Есть Пастернак, Гёте, прочие, но автор не собирался сказать нечто новое. Мы видим другое: мучительную попытку сказать. «Сказать» – глагол в данном случае непереходный. А значит, по определителю Барта, Сумин – не писатель, но пишущий. Не в том смысле, что пишущий не важно, что, а в том, что писать – есть часть жизни, как дышать для многих, как бороться для некоторых. Есть ведь и такие, кого и спросить нельзя, для чего или против кого они борются. Просто так они устроены, что должны бороться, пока дышат. А иные пишут, пока дышат. «Каждый
пишет то, что слышит. Каждый слышит, как он дышит. Как он дышит, так и пишет». (Здесь место для нот.) «Путь, который можно пройти – не есть настоящий путь» (рябина 3, 6). Путь – для того, чтобы им шли, а не для того, чтобы его проходили. Для этого есть проходная.
«Как читатель, автор лучше всего подходит для своих произведений» (берёза 2, 13) А критик – для переиздания. Если «Письмена листвы» переписать, то они останутся «Письменами листвы».

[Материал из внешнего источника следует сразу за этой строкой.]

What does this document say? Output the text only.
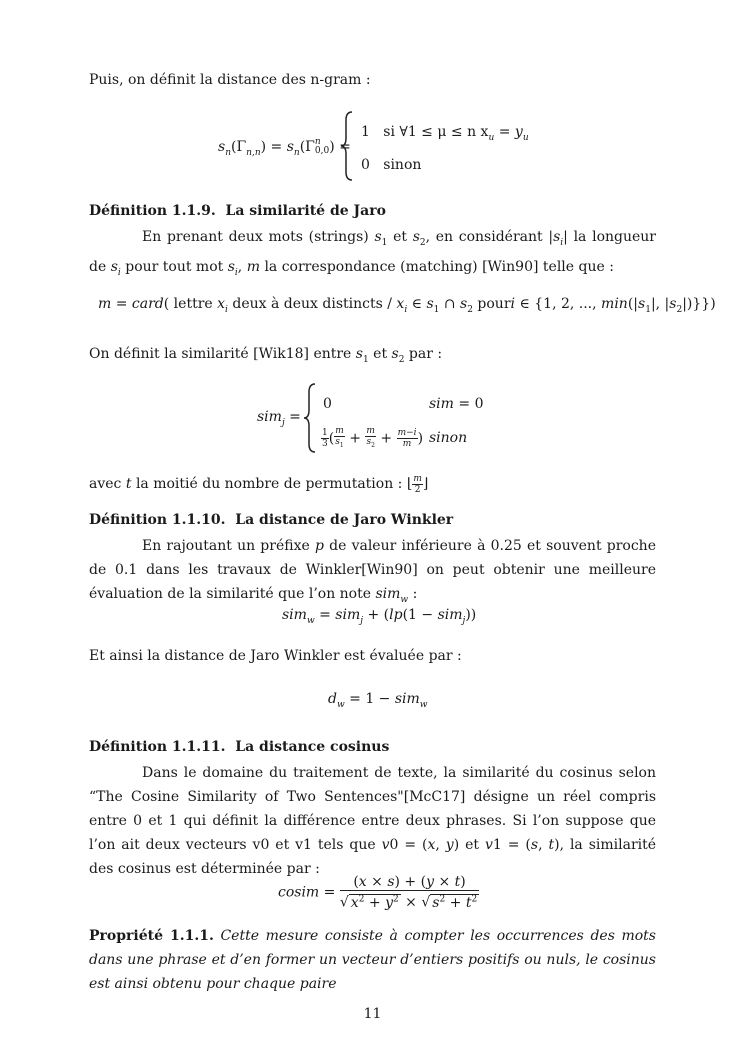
Puis, on définit la distance des n-gram :
$s_n(\Gamma_{n,n}) = s_n(\Gamma n$
0,0) =
1   si ∀1 ≤ μ ≤ n $x_u = y_u$
0   sinon
Définition 1.1.9. La similarité de Jaro
En prenant deux mots (strings) $s_1$ et $s_2$, en considérant $|s_i|$ la longueur de $s_i$ pour tout mot $s_i$, m la correspondance (matching) [Win90] telle que :
m = card( lettre $x_i$ deux à deux distincts / $x_i$ ∈ $s_1$ ∩ $s_2$ pouri ∈ {1, 2, ..., $\min(|s_1|$, $|s_2|$)}})
On définit la similarité [Wik18] entre $s_1$ et $s_2$ par :
sim$_j$ =
0	sim = 0
$\frac{1}{3}$ ( $\frac{m}{s_1} + \frac{m}{s_2} + \frac{m-i}{m}$ ) sinon
avec t la moitié du nombre de permutation : ⌊ $\frac{m}{2}$ ⌋
Définition 1.1.10. La distance de Jaro Winkler
En rajoutant un préfixe p de valeur inférieure à 0.25 et souvent proche de 0.1 dans les travaux de Winkler[Win90] on peut obtenir une meilleure évaluation de la similarité que l’on note sim$_w$ :
sim$_w$ = sim$_j$ + (lp(1 − sim$_j$))
Et ainsi la distance de Jaro Winkler est évaluée par :
$d_w = 1 - sim_w$
Définition 1.1.11. La distance cosinus
Dans le domaine du traitement de texte, la similarité du cosinus selon “The Cosine Similarity of Two Sentences"[McC17] désigne un réel compris entre 0 et 1 qui définit la différence entre deux phrases. Si l’on suppose que l’on ait deux vecteurs v0 et v1 tels que v0 = (x, y) et v1 = (s, t), la similarité des cosinus est déterminée par :
cosim = $\frac{(x \times s) + (y \times t)}{√ x^2 + y^2 \times √ s^2 + t^2}$
Propriété 1.1.1. Cette mesure consiste à compter les occurrences des mots dans une phrase et d’en former un vecteur d’entiers positifs ou nuls, le cosinus est ainsi obtenu pour chaque paire
11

«Чтобы понять – нужно отпустить смысл» (дуб 2, 17). Но есть ли вообще тема у этого текста? Такая тема, как обычно бывает у художественных текстов? Думается, философский текст – всё-таки не может быть подобен обычному рассказу. Такой текст претендует на то, чтобы объять собой всё ens a primo (сотворённое бытие, творение), все доступные темы этого мира. Тем не менее, мне хотелось бы выделить один из мотивов «Письмен листвы», чаще других встречающихся на листах этой книги. Я бы обозначил его именем одного авторитетного германского печатного издания прошлого – «Слова и вещи». Слова и вещи, ими обозначенные, невозможность выразить вещь через слово, слово, обозначающее нечто, чему нет вещного соответствия – вот вопросы, мучавшие многие множества от Демокрита (в Европе) до Сергея Сумина. Конечно, на этом наши мучения не закончатся, и каждое последующее поколение будет пытаться выразить свою несоответствующую ни одной вещи мысль через слово и при этом надеяться, как надеюсь сейчас я, что он сделал всё возможное, чтобы читатель захотел приложить свои усилия, чтобы понять мысль автора.